2. The processing starts, you receive a token to access the resource
3. Once the file is created you get can access it by using the token previously received
In those kind of short term and limited use cases they can make things a bit nicer as the “report generation service” only need to check the token.
But in practice JWTs are often used used as a general authentication/authorization mechanism, and that makes little sense (and brings a lot of overhead).
Okay, maybe I shouldn't have linked to a twitter thread :).
You shouldn't use alg none unless you have some other way of protecting the contents of your JWT (like, say, network isolation) and you have verified the performance impact of signing a JWT is worth the possible security impact.
Not too many folks are in this situation, so in general, sign your JWTs!
The library most people use for JWT stuff in Node is Auth0's. There are two methods for decoding a token payload: jwt.decode() and jwt.verify()
Both of them return the decoded payload, but one (if you don't read the documentation) sounds more immediately like the one you think you want to use.
jwt.decode() doesn't verify the token when decoding:
https://github.com/auth0/node-jsonwebtoken#jwtdecodetoken--o...

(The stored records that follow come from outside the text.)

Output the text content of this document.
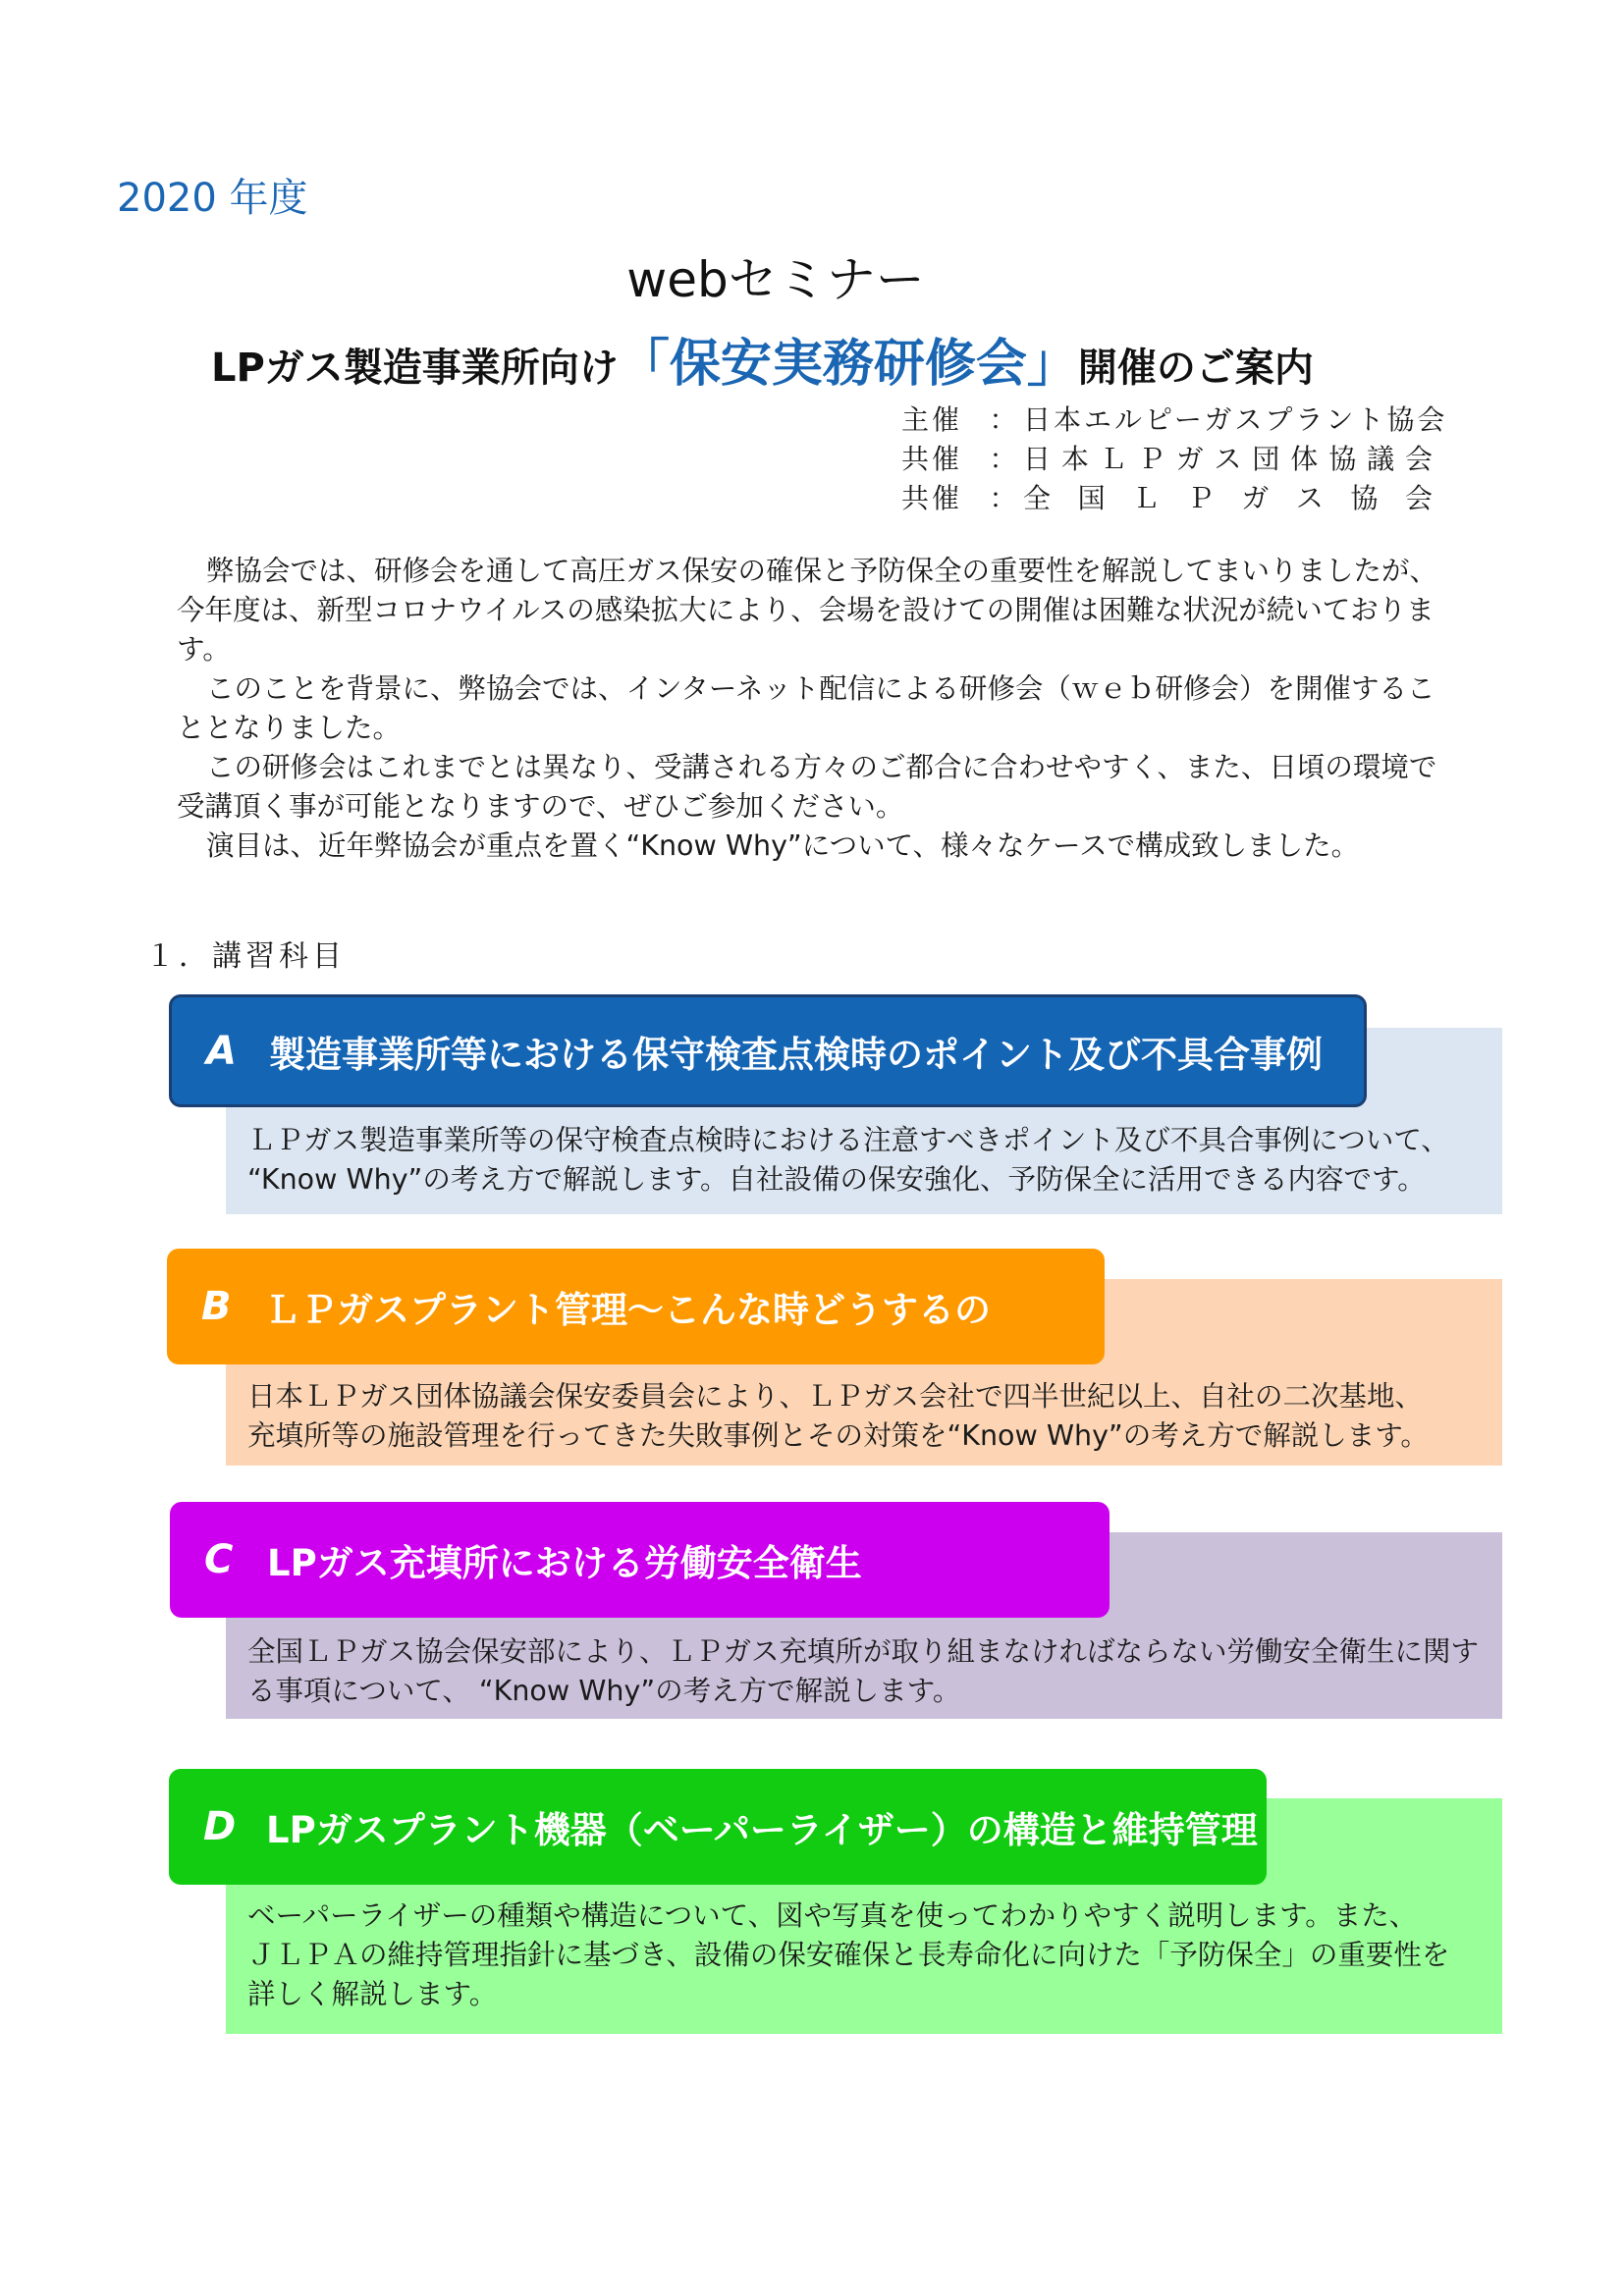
2020 年度
webセミナー
LPガス製造事業所向け「保安実務研修会」開催のご案内
主催 ： 日本エルピーガスプラント協会
共催 ： 日本ＬＰガス団体協議会
共催 ： 全国ＬＰガス協会

弊協会では、研修会を通して高圧ガス保安の確保と予防保全の重要性を解説してまいりましたが、今年度は、新型コロナウイルスの感染拡大により、会場を設けての開催は困難な状況が続いております。

このことを背景に、弊協会では、インターネット配信による研修会（ｗｅｂ研修会）を開催することとなりました。

この研修会はこれまでとは異なり、受講される方々のご都合に合わせやすく、また、日頃の環境で受講頂く事が可能となりますので、ぜひご参加ください。

演目は、近年弊協会が重点を置く“Know Why”について、様々なケースで構成致しました。

１．講習科目
ＬＰガス製造事業所等の保守検査点検時における注意すべきポイント及び不具合事例について、
“Know Why”の考え方で解説します。自社設備の保安強化、予防保全に活用できる内容です。
A 製造事業所等における保守検査点検時のポイント及び不具合事例
日本ＬＰガス団体協議会保安委員会により、ＬＰガス会社で四半世紀以上、自社の二次基地、
充填所等の施設管理を行ってきた失敗事例とその対策を“Know Why”の考え方で解説します。
B ＬＰガスプラント管理～こんな時どうするの
全国ＬＰガス協会保安部により、ＬＰガス充填所が取り組まなければならない労働安全衛生に関す
る事項について、 “Know Why”の考え方で解説します。
C LPガス充填所における労働安全衛生
ベーパーライザーの種類や構造について、図や写真を使ってわかりやすく説明します。また、
ＪＬＰＡの維持管理指針に基づき、設備の保安確保と長寿命化に向けた「予防保全」の重要性を
詳しく解説します。
D LPガスプラント機器（ベーパーライザー）の構造と維持管理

If you dig through Node repos on Github searching for "jwt.decode()" or "this.jwtService.decode()" you'll see a shocking number of results.
The other big mistake I've seen is encoding personal data in the token, instead of just an ID that only has meaning inside of your database. It turns out not everyone is aware that JWT tokens are publicly decodable and that the only security is in the signing + verification. Many people I've spoke with think the token is like a hash.